The Second Sunday in Ordinary Time


This Christmas tree must come down. It absolutely must come down today, the20th of January; a free Sunday since I was called off work. It is well past the Epiphany and the end of the Christmas season. In fact, I faintly heard both those days heckling each other as they ran past our house on the sunlit sidewalk below. The dog heard them first and added his yelps out the window. I saw the tail end of a couple of pairs of jean legs and boots, and the flying tassle of a stocking cap. Can’t say I blame them one bit. They have finished their required duties in this year’s festivities. No cups o’kindness, no present mirth nor present laughter remains for those of us left behind. Probably the curly headed baby Jesus is with them. They’ll meet up with the three wise men and go ice skating up at the lake in Burnet Woods, swooping past the ducks that live there, laughing at the chorus of cantankerous quacking.

In years past I couldn’t wait to put up our tree and ornaments with the company of “White Christmas;" The Bing and Rosemary Clooney in the background and a young Danny Kaye dancing around like he was made from pipe cleaners.

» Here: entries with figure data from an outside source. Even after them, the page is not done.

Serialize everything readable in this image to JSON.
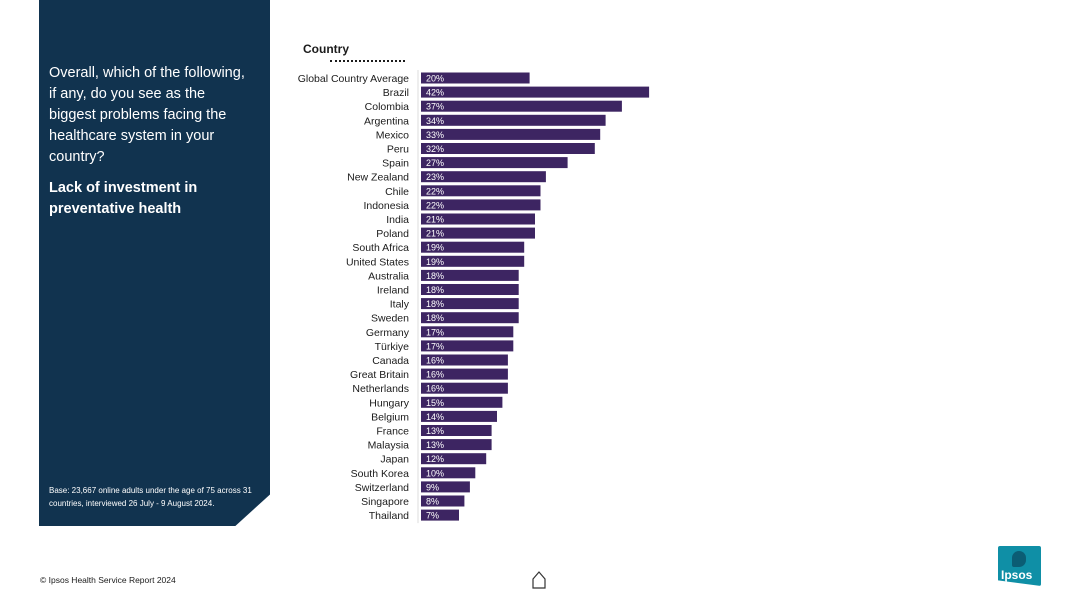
{
  "side_panel": {
    "question": "Overall, which of the following, if any, do you see as the biggest problems facing the healthcare system in your country?",
    "subtitle": "Lack of investment in preventative health",
    "base_note": "Base: 23,667 online adults under the age of 75 across 31 countries, interviewed 26 July - 9 August 2024."
  },
  "chart_header": "Country",
  "footer": {
    "copyright": "© Ipsos Health Service Report 2024",
    "logo_text": "Ipsos"
  },
  "colors": {
    "bar": "#3d2562",
    "panel": "#11334f",
    "logo": "#0f8fa6"
  },
  "chart_data": {
    "type": "bar",
    "orientation": "horizontal",
    "categories": [
      "Global Country Average",
      "Brazil",
      "Colombia",
      "Argentina",
      "Mexico",
      "Peru",
      "Spain",
      "New Zealand",
      "Chile",
      "Indonesia",
      "India",
      "Poland",
      "South Africa",
      "United States",
      "Australia",
      "Ireland",
      "Italy",
      "Sweden",
      "Germany",
      "Türkiye",
      "Canada",
      "Great Britain",
      "Netherlands",
      "Hungary",
      "Belgium",
      "France",
      "Malaysia",
      "Japan",
      "South Korea",
      "Switzerland",
      "Singapore",
      "Thailand"
    ],
    "values": [
      20,
      42,
      37,
      34,
      33,
      32,
      27,
      23,
      22,
      22,
      21,
      21,
      19,
      19,
      18,
      18,
      18,
      18,
      17,
      17,
      16,
      16,
      16,
      15,
      14,
      13,
      13,
      12,
      10,
      9,
      8,
      7
    ],
    "labels": [
      "20%",
      "42%",
      "37%",
      "34%",
      "33%",
      "32%",
      "27%",
      "23%",
      "22%",
      "22%",
      "21%",
      "21%",
      "19%",
      "19%",
      "18%",
      "18%",
      "18%",
      "18%",
      "17%",
      "17%",
      "16%",
      "16%",
      "16%",
      "15%",
      "14%",
      "13%",
      "13%",
      "12%",
      "10%",
      "9%",
      "8%",
      "7%"
    ],
    "value_unit": "%",
    "xlim": [
      0,
      42
    ],
    "grid": false,
    "legend": "none"
  }
}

I lost heart this winter bringing down our accumulation of boxes and untwining, unwrapping, un-shrouding decades of decorations and memories, followed by the thought of having to repack it in a flurried few weeks.
There are no old holiday movies on TV this afternoon. There are no old movies on at all. That widens the emptiness. A couple of dancers from the ‘40’s or a pair of detectives in black and white would be good company today while I take down tiny wooden birdhouses from a palely lit tree.

What’s next for dismantling is the ornament that was my big brother’s when we were kids. It’s a large and tarnished red glass globe with the name TOMMY handwritten on it in silver glitter, the letters still undamaged after his fifty-six winters.

Some people seem to be indestructible. My brother falls into this category. They continue to survive past dramas, overdoses, bad choices, and just plain bad luck. They keep on stepping on, each day a new one, the day that will be better than yesterday. You think that eventually they will reach a plateau where you can meet up with them again, be present with the person who bookends the set of memories from a brother’s and sister’s childhoods. If you ever let yourself think some people can forever weather what life hands out, you are wrong. You gravely underestimate the Veterans’ Administration’s Emergency Room on a holiday weekend. If you add to this a sister--two thousand, four hundred and five miles across the country, the only sibling, busy with her own three days of 12 hour shifts on that same holiday weekend--you create a crack so wide that to fall through it is without any hope of rescue. Tommy’s fall through the crack was eight months ago.

I say the words to myself. He’s at peace now… He’s in a better place… He was lost and now he’s found. All the words a person is instructed not to say to a mourning family. I look through this morning’s church bulletin, superstitiously hoping to find wisdom for the day. All I find is that it’s the second Sunday of Ordinary Time, and instead of psalms, caught at the corner of my brain is a ragged edge of song…..

“… But when I reach across the galaxy
(and I will someday)
I will miss your company…”

This tree can wait another day; hell, it can stay up forever. The truth is, grief has a way of settling in and making itself at home. I’ll find a way to rearrange our daily clutter and make room for it, play a bit more Rickie Lee Jones and listen to what peace she sings. For now though, the dog and I are going for a walk and he’ll sniff the air for stray squirrels, maybe some ducks. Along the way we’ll keep watch out for wayward ice skaters. With any luck they’ll still be out on the lake, blades offering up to the sunlight splintered sprays of ice suspended for a flash of time.